May 2015—Since 2003, nearly 50,000 girls in Tanzania have been denied ongoing education due to pregnancy. This expulsion falls under the guise of a law that allows schools to refuse admission due to “undesirable” physical health.
Standing tall in a pink Morogoro Nursing College uniform, it is hard to believe that Laudekia Nyamanda was ever one of these girls. Her current status is even more improbable because, by the age of 15, she was a single mother, cast out by her family due to the stigma of teenage pregnancy. With an infant, scraps of an education and no community support, Nyamanda’s future promised poverty, not nursing college.
What happened? The Secondary Education for Girls Advancement (SEGA) school came into her life.

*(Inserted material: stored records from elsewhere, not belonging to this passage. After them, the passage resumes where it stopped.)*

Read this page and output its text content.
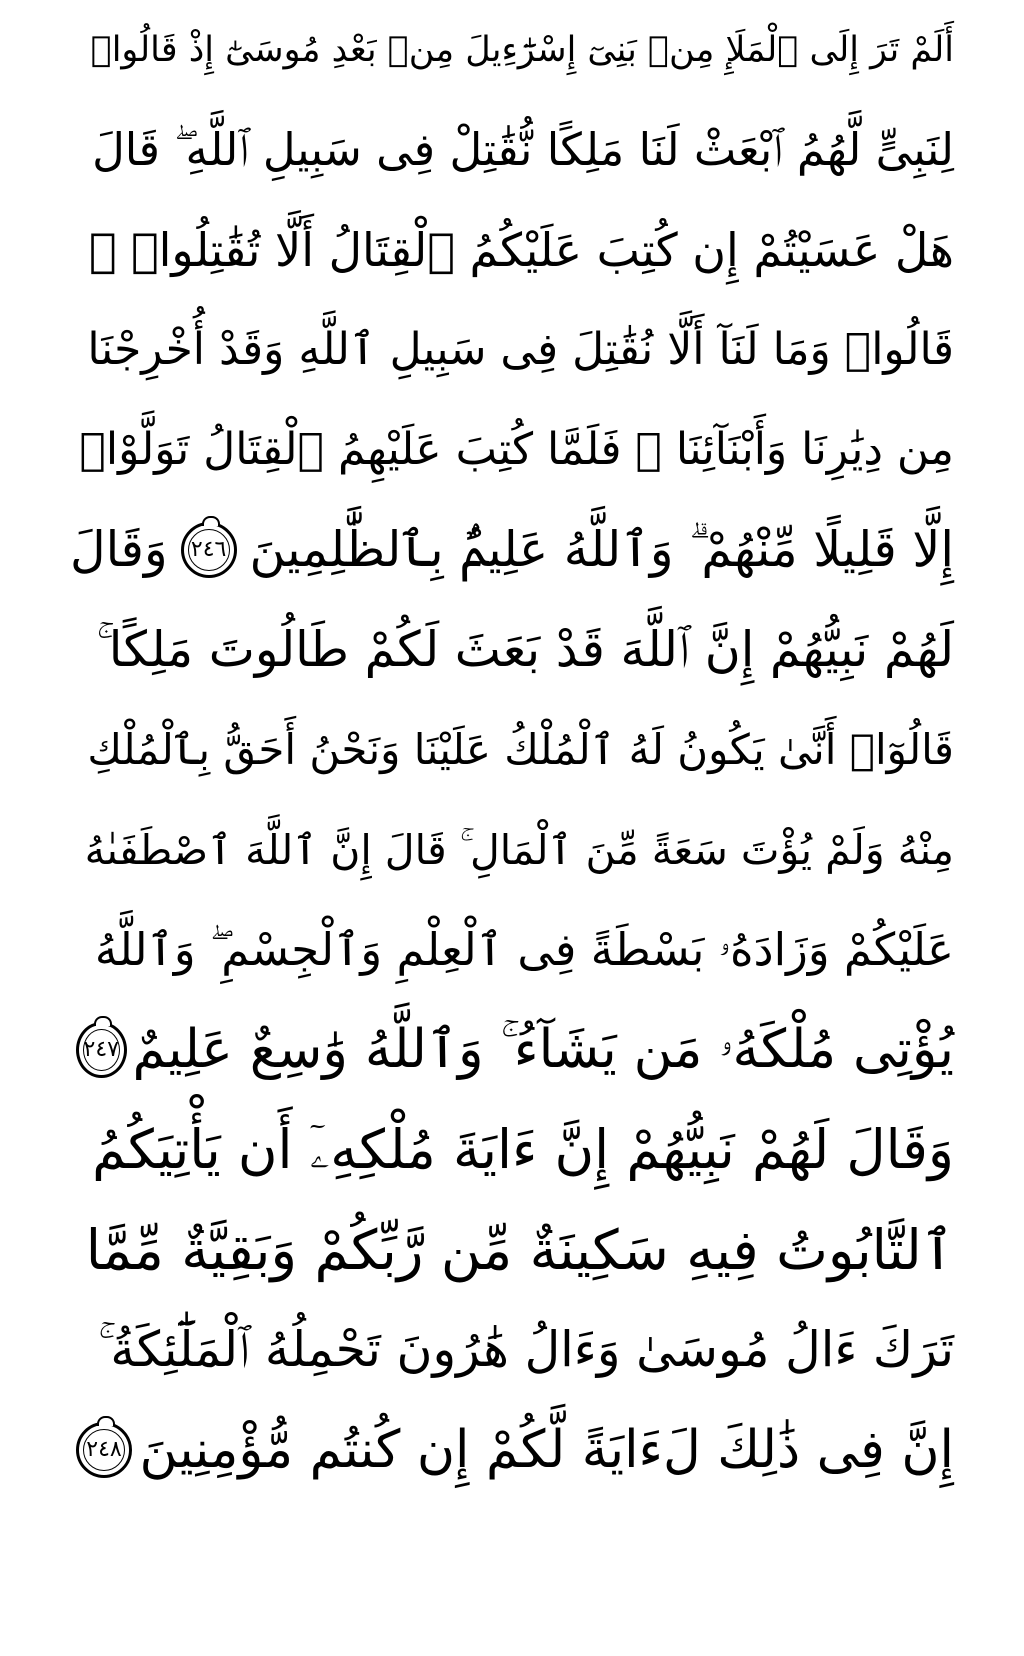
أَلَمْ تَرَ إِلَى ٱلْمَلَإِ مِنۢ بَنِىٓ إِسْرَٰٓءِيلَ مِنۢ بَعْدِ مُوسَىٰٓ إِذْ قَالُوا۟
لِنَبِىٍّ لَّهُمُ ٱبْعَثْ لَنَا مَلِكًا نُّقَٰتِلْ فِى سَبِيلِ ٱللَّهِ ۖ قَالَ
هَلْ عَسَيْتُمْ إِن كُتِبَ عَلَيْكُمُ ٱلْقِتَالُ أَلَّا تُقَٰتِلُوا۟ ۖ
قَالُوا۟ وَمَا لَنَآ أَلَّا نُقَٰتِلَ فِى سَبِيلِ ٱللَّهِ وَقَدْ أُخْرِجْنَا
مِن دِيَٰرِنَا وَأَبْنَآئِنَا ۖ فَلَمَّا كُتِبَ عَلَيْهِمُ ٱلْقِتَالُ تَوَلَّوْا۟
إِلَّا قَلِيلًا مِّنْهُمْ ۗ وَٱللَّهُ عَلِيمٌۢ بِٱلظَّٰلِمِينَ
٢٤٦
وَقَالَ
لَهُمْ نَبِيُّهُمْ إِنَّ ٱللَّهَ قَدْ بَعَثَ لَكُمْ طَالُوتَ مَلِكًا ۚ
قَالُوٓا۟ أَنَّىٰ يَكُونُ لَهُ ٱلْمُلْكُ عَلَيْنَا وَنَحْنُ أَحَقُّ بِٱلْمُلْكِ
مِنْهُ وَلَمْ يُؤْتَ سَعَةً مِّنَ ٱلْمَالِ ۚ قَالَ إِنَّ ٱللَّهَ ٱصْطَفَىٰهُ
عَلَيْكُمْ وَزَادَهُۥ بَسْطَةً فِى ٱلْعِلْمِ وَٱلْجِسْمِ ۖ وَٱللَّهُ
يُؤْتِى مُلْكَهُۥ مَن يَشَآءُ ۚ وَٱللَّهُ وَٰسِعٌ عَلِيمٌ
٢٤٧
وَقَالَ لَهُمْ نَبِيُّهُمْ إِنَّ ءَايَةَ مُلْكِهِۦٓ أَن يَأْتِيَكُمُ
ٱلتَّابُوتُ فِيهِ سَكِينَةٌ مِّن رَّبِّكُمْ وَبَقِيَّةٌ مِّمَّا
تَرَكَ ءَالُ مُوسَىٰ وَءَالُ هَٰرُونَ تَحْمِلُهُ ٱلْمَلَٰٓئِكَةُ ۚ
إِنَّ فِى ذَٰلِكَ لَءَايَةً لَّكُمْ إِن كُنتُم مُّؤْمِنِينَ
٢٤٨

A new, all-girls, start-up school in the Morogoro region of Tanzania, SEGA was designed to reach “vulnerable” girls who dropped out of school due to poverty, being orphaned, or other undesired circumstances—such as early pregnancy.
During its establishment, SEGA asked Nyamanda’s community leader to help recruit girls for their new remedial program. Nyamanda’s strong application qualified her for an entrance exam, and a high test score secured her enrollment. Thus, in 2008, in a borrowed classroom with 29 other students, Nyamanda became one of SEGA’s first students.
Nyamanda, now 22 years old, still reminisces about her time at SEGA. “I am so very proud of myself and to be a part of SEGA,” she says. “I felt safe at SEGA and I did not feel that way at home … I felt accepted and yet I could [still] be proud of my child.”
In 2011, USAID, through an American Schools and Hospitals Abroad (ASHA) grant, supported the construction of two classrooms for SEGA, houses for a headmistress and teacher, and three dormitories. The following year, the project provided a second grant for two more residential houses, science labs, a library, computer room, staff offices, a dispensary, a laundry facility and two other large dormitories.
Construction completed, the school now occupies a 23-building campus with 190 boarding and day students.
Since its formation, SEGA’s mission to educate at-risk and vulnerable girls has stressed three competencies in its curriculum: academics, entrepreneurship and a unique life skills curriculum called Education for Life. Through practical experience and classroom learning, students build a foundation for an independent and self-sustaining life.
For many girls at SEGA, the Education for Life skills are of particular importance. They address values frequently ignored with vulnerable students. At SEGA, confidence, proper hygiene, sexual and reproductive education, communications and self-expression are taught by a professionally trained school counselor.
The Education for Life program—a concept uncommon in Tanzania—not only teaches the girls how to live a healthy life, but how to live a life on their own terms.